Twenty-three air traffic control towers in California are among more than 200 nationwide scheduled to close April 7 as the Federal Aviation Administration begins imposing $600 million in federal budget cuts.
It was unknown which traffic control towers would be affected when the automatic federal budget cuts in the so-called sequestration kicked in March 1, but the FAA last week released a list of airports, mainly small and medium-sized, that will be affected.
They include airports in Riverside, Fullerton and El Monte.
The majority -- 195 -- of traffic control towers scheduled to close are operated by outside contractors.
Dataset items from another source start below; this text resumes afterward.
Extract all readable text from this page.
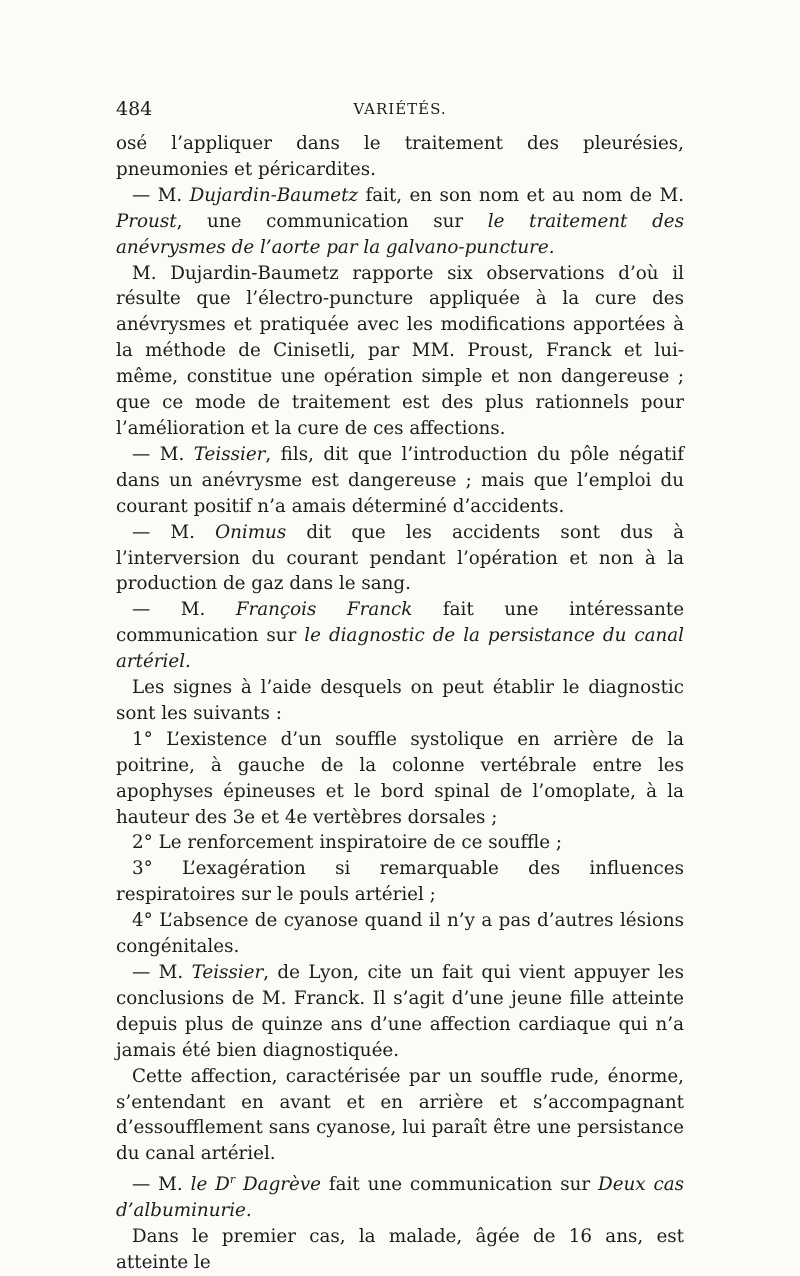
484	VARIÉTÉS.

osé l’appliquer dans le traitement des pleurésies, pneumonies et péricardites.

— M. Dujardin-Baumetz fait, en son nom et au nom de M. Proust, une communication sur le traitement des anévrysmes de l’aorte par la galvano-puncture.

M. Dujardin-Baumetz rapporte six observations d’où il résulte que l’électro-puncture appliquée à la cure des anévrysmes et pratiquée avec les modifications apportées à la méthode de Cinisetli, par MM. Proust, Franck et lui-même, constitue une opération simple et non dangereuse ; que ce mode de traitement est des plus rationnels pour l’amélioration et la cure de ces affections.

— M. Teissier, fils, dit que l’introduction du pôle négatif dans un anévrysme est dangereuse ; mais que l’emploi du courant positif n’a amais déterminé d’accidents.

— M. Onimus dit que les accidents sont dus à l’interversion du courant pendant l’opération et non à la production de gaz dans le sang.

— M. François Franck fait une intéressante communication sur le diagnostic de la persistance du canal artériel.

Les signes à l’aide desquels on peut établir le diagnostic sont les suivants :

1° L’existence d’un souffle systolique en arrière de la poitrine, à gauche de la colonne vertébrale entre les apophyses épineuses et le bord spinal de l’omoplate, à la hauteur des 3e et 4e vertèbres dorsales ;

2° Le renforcement inspiratoire de ce souffle ;

3° L’exagération si remarquable des influences respiratoires sur le pouls artériel ;

4° L’absence de cyanose quand il n’y a pas d’autres lésions congénitales.

— M. Teissier, de Lyon, cite un fait qui vient appuyer les conclusions de M. Franck. Il s’agit d’une jeune fille atteinte depuis plus de quinze ans d’une affection cardiaque qui n’a jamais été bien diagnostiquée.

Cette affection, caractérisée par un souffle rude, énorme, s’entendant en avant et en arrière et s’accompagnant d’essoufflement sans cyanose, lui paraît être une persistance du canal artériel.

— M. le $D^r$ Dagrève fait une communication sur Deux cas d’albuminurie.

Dans le premier cas, la malade, âgée de 16 ans, est atteinte le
An additional 43 are operated by the FAA.
"The Contract Tower Program has a well-established record of success in enhancing air safety and efficiency in communities across the country in a cost-effective manner to taxpayers," said J. Spencer Dickerson, executive director of the U.S. Contract Tower Assn., in a statement.
"The prospect of closing nearly 195 contract towers nationwide along with 43 FAA-staffed towers because of sequestration is inconceivable given the very real impact it would have nationwide, and yet it appears to be a real possibility," Dickerson said.
[Updated at 1:42 p.m.: The FAA said only air traffic control towers operated under its Contract Tower Control Program will be affected. Santa Monica's tower, which is FAA-operated, is not among towers scheduled to close April 7.]
Federal aviation officials have previously said overnight shifts would be shut down at air traffic control towers, but tower operations at some airports may face outright closure.
The federal agency has also put out the option of furloughing FAA employees for one or two days per two-week pay period, beginning in mid-April.
At Los Angeles International Airport, officials previously said it is too early to gauge how much of an effect the budget cuts would have on the average air traveler, but warned of delays.
The closures, however, are not yet final. The FAA will issue a final closure list on March 18, the Associated Press reported.